For its part, Acceleration appealed the Board’s decision as to whether “game environment” and “information delivery service” were claim limitations despite appearing in the preambles of the claims. Acceleration argued that these terms were limiting because they provide structure for the remainder of the claims. The Board and the Federal Circuit disagreed, finding that the claim terms were non-limiting because they merely described intended uses for a structurally complete invention. Acceleration raised an alternative argument that the terms were part of the body of the claim because the claims lacked a transition phrase denoting a preamble. On this point, the Federal Circuit explained, “Acceleration’s poor claim drafting will not be an excuse for it to infuse confusion into its claim scope” “by failing to include a transition word in the claim to clearly delineate the claim’s preamble from the body.” The Federal Circuit cautioned patentees against omitting a transition word between the preamble and the body of the claim.

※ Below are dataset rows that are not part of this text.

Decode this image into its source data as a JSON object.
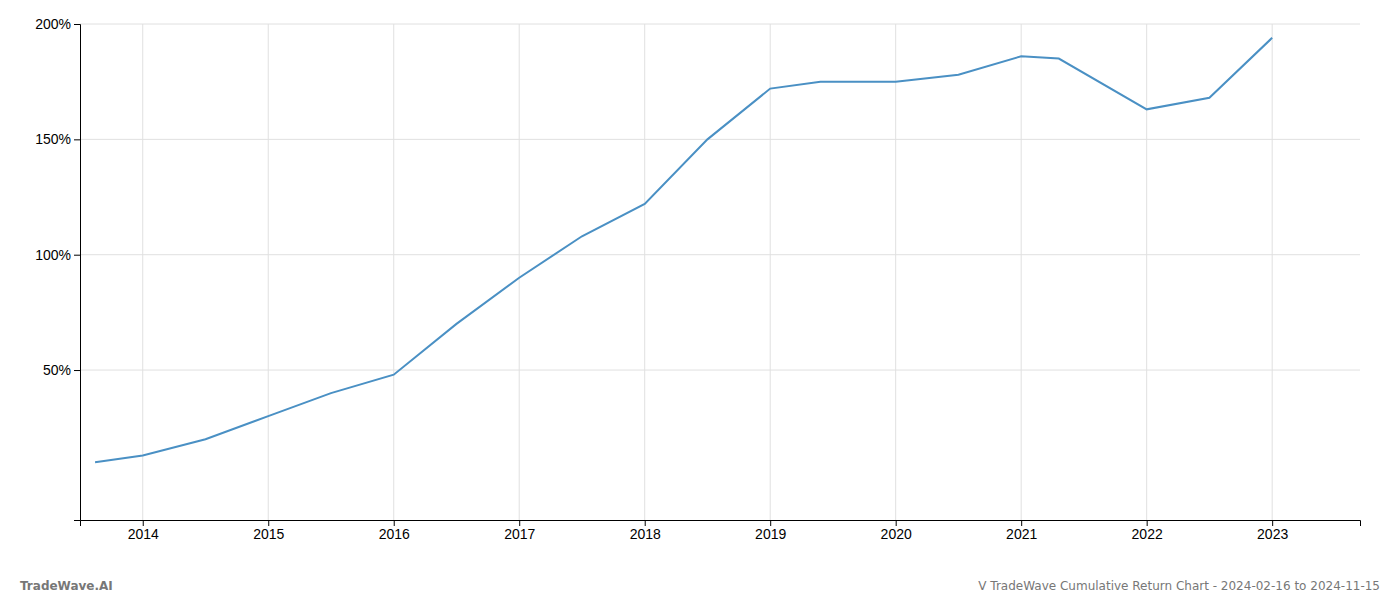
{
  "chart_data": {
    "type": "line",
    "x": [
      2013.62,
      2014.0,
      2014.5,
      2015.0,
      2015.5,
      2016.0,
      2016.5,
      2017.0,
      2017.5,
      2018.0,
      2018.5,
      2019.0,
      2019.4,
      2020.0,
      2020.5,
      2021.0,
      2021.3,
      2022.0,
      2022.5,
      2023.0
    ],
    "values": [
      10,
      13,
      20,
      30,
      40,
      48,
      70,
      90,
      108,
      122,
      150,
      172,
      175,
      175,
      178,
      186,
      185,
      163,
      168,
      194
    ],
    "color": "#4a90c4",
    "xlim": [
      2013.5,
      2023.7
    ],
    "ylim": [
      -15,
      200
    ],
    "xticks": [
      2014,
      2015,
      2016,
      2017,
      2018,
      2019,
      2020,
      2021,
      2022,
      2023
    ],
    "yticks": [
      {
        "value": 50,
        "label": "50%"
      },
      {
        "value": 100,
        "label": "100%"
      },
      {
        "value": 150,
        "label": "150%"
      },
      {
        "value": 200,
        "label": "200%"
      }
    ],
    "grid": true,
    "annotations": [
      "TradeWave.AI",
      "V TradeWave Cumulative Return Chart - 2024-02-16 to 2024-11-15"
    ]
  }
}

Practice Tip #1 – Although a reference may be placed on a website and indexed in some manner, the reference may not be publicly accessible such that it can qualify as prior art under 35 U.S.C. § 102(a). For a patent owner, it may be worth challenging the public accessibility of a reference in light of difficulties that an interested artisan may have in locating the reference. On the other hand, for a patent challenger, it is important to establish that a reference is publicly accessible. This requires a patent challenger to show that a reference has been meaningfully indexed such that an interested artisan, using reasonable diligence, can locate the reference.

Practice Tip #2 – When drafting claims, it is prudent to include a transition phrase between the preamble and the body of the claim to avoid confusion regarding claim scope. However, the lack of a transition phrase will not preclude a finding that the words in a preamble are non-limiting.

Acceleration Bay, LLC, v. Activision Blizzard Inc., Electronic Arts Inc., Take-Two Interactive Software, Inc., 2K Sports, Inc., Rockstar Games, Inc., Bungie, Inc., 2017-2084, 2017-2085, 2017-2095, 2017-2096, 2017-2097, 2017-2098, 2017-2099, 2017-2117, 2017-2118 (Fed. Cir. Nov. 6, 2018).

DISCLAIMER: Because of the generality of this update, the information provided herein may not be applicable in all situations and should not be acted upon without specific legal advice based on particular situations.